There was a time when deregulation was all the rage. In fact, it's still all the rage. Alan Freeman writes:
The move to deregulate has been gathering steam worldwide since the 1980s as companies seek to maximize profit, backed by the resurgence of an ideological right that sees the undermining of taxes and regulation as a pathway to eroding and ultimately destroying the welfare state.
But the grounding of all of Boeing's 737 Max fleet has caused some to question the wisdom of the current policy:
As the New York Times has reported, FAA engineers never independently assessed the risks involved with the MCAS software that ended up forcing both planes into a deadly nosedive because Boeing was basically in charge of approving its own aircraft.
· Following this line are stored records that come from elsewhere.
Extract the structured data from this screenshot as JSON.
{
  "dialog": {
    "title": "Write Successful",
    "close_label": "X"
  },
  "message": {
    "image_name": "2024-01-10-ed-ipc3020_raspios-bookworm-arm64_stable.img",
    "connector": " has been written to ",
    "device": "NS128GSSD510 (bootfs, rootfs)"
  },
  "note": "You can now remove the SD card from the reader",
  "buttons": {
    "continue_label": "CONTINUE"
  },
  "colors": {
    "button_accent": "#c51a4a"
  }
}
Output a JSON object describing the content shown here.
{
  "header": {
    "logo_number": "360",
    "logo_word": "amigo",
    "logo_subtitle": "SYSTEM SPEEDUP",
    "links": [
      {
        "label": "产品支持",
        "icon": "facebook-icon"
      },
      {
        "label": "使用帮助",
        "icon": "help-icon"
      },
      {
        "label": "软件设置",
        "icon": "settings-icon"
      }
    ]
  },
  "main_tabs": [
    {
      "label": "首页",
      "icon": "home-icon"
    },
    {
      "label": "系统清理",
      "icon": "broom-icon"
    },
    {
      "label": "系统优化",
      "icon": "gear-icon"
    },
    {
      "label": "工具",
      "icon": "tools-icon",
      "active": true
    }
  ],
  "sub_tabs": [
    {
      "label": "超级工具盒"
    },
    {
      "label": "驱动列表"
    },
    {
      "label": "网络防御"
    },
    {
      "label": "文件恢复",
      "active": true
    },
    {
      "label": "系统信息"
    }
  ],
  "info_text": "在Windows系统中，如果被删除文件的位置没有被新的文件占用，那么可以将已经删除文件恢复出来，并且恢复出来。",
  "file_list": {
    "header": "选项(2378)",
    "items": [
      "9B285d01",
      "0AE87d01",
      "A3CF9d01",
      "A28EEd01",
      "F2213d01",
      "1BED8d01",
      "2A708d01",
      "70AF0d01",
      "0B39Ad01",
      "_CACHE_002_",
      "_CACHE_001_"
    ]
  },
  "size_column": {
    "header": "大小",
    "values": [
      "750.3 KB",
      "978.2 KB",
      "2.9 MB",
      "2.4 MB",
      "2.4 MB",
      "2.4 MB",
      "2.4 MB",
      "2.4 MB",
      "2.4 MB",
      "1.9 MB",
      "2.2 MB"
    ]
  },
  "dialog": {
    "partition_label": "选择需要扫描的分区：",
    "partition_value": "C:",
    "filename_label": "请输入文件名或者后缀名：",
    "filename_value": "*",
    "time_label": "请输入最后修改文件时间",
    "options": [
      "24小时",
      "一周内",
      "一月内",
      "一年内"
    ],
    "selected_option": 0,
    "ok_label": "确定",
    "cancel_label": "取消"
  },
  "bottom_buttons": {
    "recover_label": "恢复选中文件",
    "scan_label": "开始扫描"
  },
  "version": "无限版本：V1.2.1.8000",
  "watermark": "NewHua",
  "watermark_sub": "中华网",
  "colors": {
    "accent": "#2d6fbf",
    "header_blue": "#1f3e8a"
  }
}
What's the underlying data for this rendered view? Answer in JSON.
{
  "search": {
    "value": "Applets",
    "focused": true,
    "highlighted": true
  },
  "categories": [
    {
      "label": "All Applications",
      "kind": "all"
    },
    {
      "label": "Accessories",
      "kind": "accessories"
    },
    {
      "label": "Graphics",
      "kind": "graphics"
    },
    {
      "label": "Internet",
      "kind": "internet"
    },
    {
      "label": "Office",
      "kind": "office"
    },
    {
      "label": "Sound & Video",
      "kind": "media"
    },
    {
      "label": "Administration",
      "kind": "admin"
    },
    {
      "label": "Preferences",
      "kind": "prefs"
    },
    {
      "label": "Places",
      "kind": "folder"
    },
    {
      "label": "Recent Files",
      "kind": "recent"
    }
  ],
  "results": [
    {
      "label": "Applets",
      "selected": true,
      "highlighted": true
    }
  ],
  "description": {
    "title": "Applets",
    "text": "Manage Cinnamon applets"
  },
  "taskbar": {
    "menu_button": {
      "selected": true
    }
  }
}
As the Times reports, “the cozy relationship” between Boeing and the FAA meant that during the certification process for the Max, FAA management sometimes overruled their own staff after getting pressure from Boeing.
And there have been other recent examples of the havoc caused by deregulation:
The 2013 rail crash at Lac-Megantic, with the loss of 47 lives, has been linked to a lax regulatory environment that allowed a poorly maintained railway to put a single-man crew in charge of a train of highly flammable crude oil loaded in flimsy tanker cars that ran through the centre of a town.
In addition to the human tragedy, that disaster has cost the Quebec and federal governments hundreds of millions of dollars in cleanup and compensation costs.
And in the U.K., a public inquiry is investigating the disastrous 2017 Grenfell fire where 72 people were killed in a highrise public-housing project. Much of the inquiry will focus on how lax regulations allowed flammable cladding material to be installed on the building’s exterior during a renovation, which ended up turning the building into a raging inferno.
Nonetheless, the push to deregulate continues:
Studies from something called the Mercatus Center, a Virginia-based think tank that assiduously tracks the cost of regulations and comes to the startling conclusion that if it weren’t for regulations brought in since 1980, the U.S. economy would be 25 per cent larger than it is today — a tidy $4-trillion (U.S.).
A good rule in all of life, however, is to always follow the money:
And what is the Mercatus Center? It turns out it’s a libertarian think tank dedicated to dismantling regulations and bankrolled by the notorious Koch Brothers, the secretive, union-busting, climate-denying American billionaires who have had a huge influence on turning the Republican Party and the U.S. far to the right. The Mercatus Center specializes in big scary numbers. It recently did a study that estimated the cost of “Medicare for All,” the promise of progressive Democratic presidential candidates, at a gob-smacking $32.6 trillion.
And now "Canada’s leading business group is looking to the libertarian Koch brothers and their acolytes for leadership. Pretty scary."
Simply put, deregulation has nothing to do with the common good.
Image: businessinsider.com
6 comments:
Charles Koch as later day Howard Roark? Kochs and their ilk can dress it up any way they like. In the end it's just selfishness and greed.
Capitalism is like a junkyard dog; it has its uses but it needs to be attached to a strong chain.
Exactly, Toby. Capitalism should never be given free range.
Can you say 'Listeria'? De-reg is, at its heart, a transfer by government of public-interest protection to the corporate sector in keeping with the neoliberal ethos. It's tantamount to delegating bank security to Stephen Reid and Paddy Mitchell.
It's government for profit, Mound -- not for the many but for the few.
Who let that billionaire off his leash?
We did.
Externalize the cost. They'll pick up the extras and won't even know they're paying. They'll be too busy looking for the crumbs they thought they scored when we pitched them.
Exactly, John. We allowed the billionaires off their leashes. And they've torn up the yard, trying to bury their bones.